Well, he had that right, at least. I did feel. I felt pain, like my ribcage was two sizes too small for my heart and the squeezing pressure made it difficult to breathe. I felt need, deep and hungry in my belly. I needed to put my hands on him, needed him to put his hands on me. I needed to consume him.

I rolled onto my knees and held my arms up to him. He hauled me against him, crushing his mouth against mine with stunning ferocity. It hurt and oh, god, the pain felt so good. I couldn’t get enough. He tumbled me backward onto the couch and I let my knees fall open so he landed between them. I took advantage of the opportunity to wrap my legs tight around his thighs, locking him against me. Telling him with my body that if he tried to leave now, I was going to put up a fight.

Fortunately, he didn’t seem inclined to do that. My hands went to his belt. I needed him inside menow. He fisted my shirt—hisshirt—in his hands and arced his hips away from me, breaking the kiss. “No,” he gasped.

My heart folded in on itself like it was sucked into a black hole. Oh, god. “Please—”

“Not yet. I don’t want us to be over yet. We go slow.”

His thumb rubbed my temple and I nodded, understanding. This wasn’t makeup sex. This was goodbye sex. We were on the same page there.

He kissed me again, gentle this time, so sweet it made me ache. His tongue nudged against my lips, coaxing them open. I sucked his tongue lightly into my mouth, where it stroked lazily against my own. Needing to get closer, I slid my hands up and under his shirt. I would go slow, draw this out into forever if I could, but I needed to do that with skin-to-skin contact.

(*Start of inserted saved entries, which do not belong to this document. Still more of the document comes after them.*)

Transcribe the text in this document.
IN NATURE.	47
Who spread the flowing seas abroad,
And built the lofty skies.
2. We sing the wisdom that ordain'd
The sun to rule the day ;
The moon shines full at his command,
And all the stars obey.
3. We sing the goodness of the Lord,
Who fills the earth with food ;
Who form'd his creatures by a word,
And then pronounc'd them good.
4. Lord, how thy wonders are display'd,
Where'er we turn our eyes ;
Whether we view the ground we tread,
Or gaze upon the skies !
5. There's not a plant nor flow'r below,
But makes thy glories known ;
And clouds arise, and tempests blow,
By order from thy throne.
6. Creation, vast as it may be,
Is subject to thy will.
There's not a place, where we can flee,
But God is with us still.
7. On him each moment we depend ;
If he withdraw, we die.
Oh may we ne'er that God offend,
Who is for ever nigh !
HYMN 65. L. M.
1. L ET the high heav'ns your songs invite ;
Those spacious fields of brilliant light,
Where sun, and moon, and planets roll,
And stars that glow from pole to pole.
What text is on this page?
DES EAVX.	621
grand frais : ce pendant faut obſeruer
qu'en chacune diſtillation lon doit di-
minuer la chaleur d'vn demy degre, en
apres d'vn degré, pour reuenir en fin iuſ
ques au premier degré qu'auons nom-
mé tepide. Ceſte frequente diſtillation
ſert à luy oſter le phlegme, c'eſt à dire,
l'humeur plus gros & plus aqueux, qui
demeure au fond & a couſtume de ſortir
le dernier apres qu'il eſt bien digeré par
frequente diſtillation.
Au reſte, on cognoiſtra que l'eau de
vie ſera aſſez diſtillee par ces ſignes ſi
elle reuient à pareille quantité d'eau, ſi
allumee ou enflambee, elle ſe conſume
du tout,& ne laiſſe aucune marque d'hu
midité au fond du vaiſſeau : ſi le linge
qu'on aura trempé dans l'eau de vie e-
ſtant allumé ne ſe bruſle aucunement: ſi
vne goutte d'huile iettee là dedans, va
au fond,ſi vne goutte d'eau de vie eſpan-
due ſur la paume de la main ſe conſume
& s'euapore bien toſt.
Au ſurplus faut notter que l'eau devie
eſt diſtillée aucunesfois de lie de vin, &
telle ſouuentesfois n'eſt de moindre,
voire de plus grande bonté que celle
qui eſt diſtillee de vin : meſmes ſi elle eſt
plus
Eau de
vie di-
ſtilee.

I rubbed my woolly-socked foot up and down his calf and he gave me more of his weight. His dick, hard and heavy, pressed right where I needed it most. The urge to tilt my hips to his was nearly overwhelming, but I held back, forcing myself to focus on the feel of his lips on mine, the taste of his mouth, the velvet steel of his muscled back under my fingertips.

His hand glided down my torso, tracing from my collar bone to my breast to the curve of my waist. Even through the thick flannel I could feel the heat scorching my skin. I lost his mouth as he bent to unbutton my shirt, starting from the bottom and working his way up, kissing each new inch of exposed skin as he went.

By the time he made it to my breast, I was panting, desperate for his mouth. Thank God I wasn’t wearing a bra—best decision I made today. But he took his time there, too, circling my nipple lightly with one finger before he rolled it with his thumb. I arched my back and whimpered. He nuzzled against me, his lips barely brushing my nipple. He made a low, hungry noise in his throat before giving me a deep, hard suck.

My back arched again and this time my hips drove up with it, rubbing myself against his dick. His hand instantly clamped down on my waist, pushing me away from the pressure I so badly needed, and his eyes went to mine.

“If I move my hand, are you going to be good?” he whispered.

I considered it.

“I don’t think I can be,” I said honestly.

He ducked his head, laughing. When he looked up again, his eyes were dark and melty. “Let me take the edge off.”

He shifted onto his side, his back against the couch, taking his weight off me. He traced the waistband of my underwear and then dipped straight inside. I bit my lower lip as his finger slipped between my slick folds and watched as his eyes went from warm to hot. He thrust a finger deep inside and I moaned.

“That’s it, kitten. Take a little more.” One finger became two. His thumb pressed my clit.

My hips rocked, my neck arched, and my eyes closed.

I was nearly there already. It wouldn’t take much longer.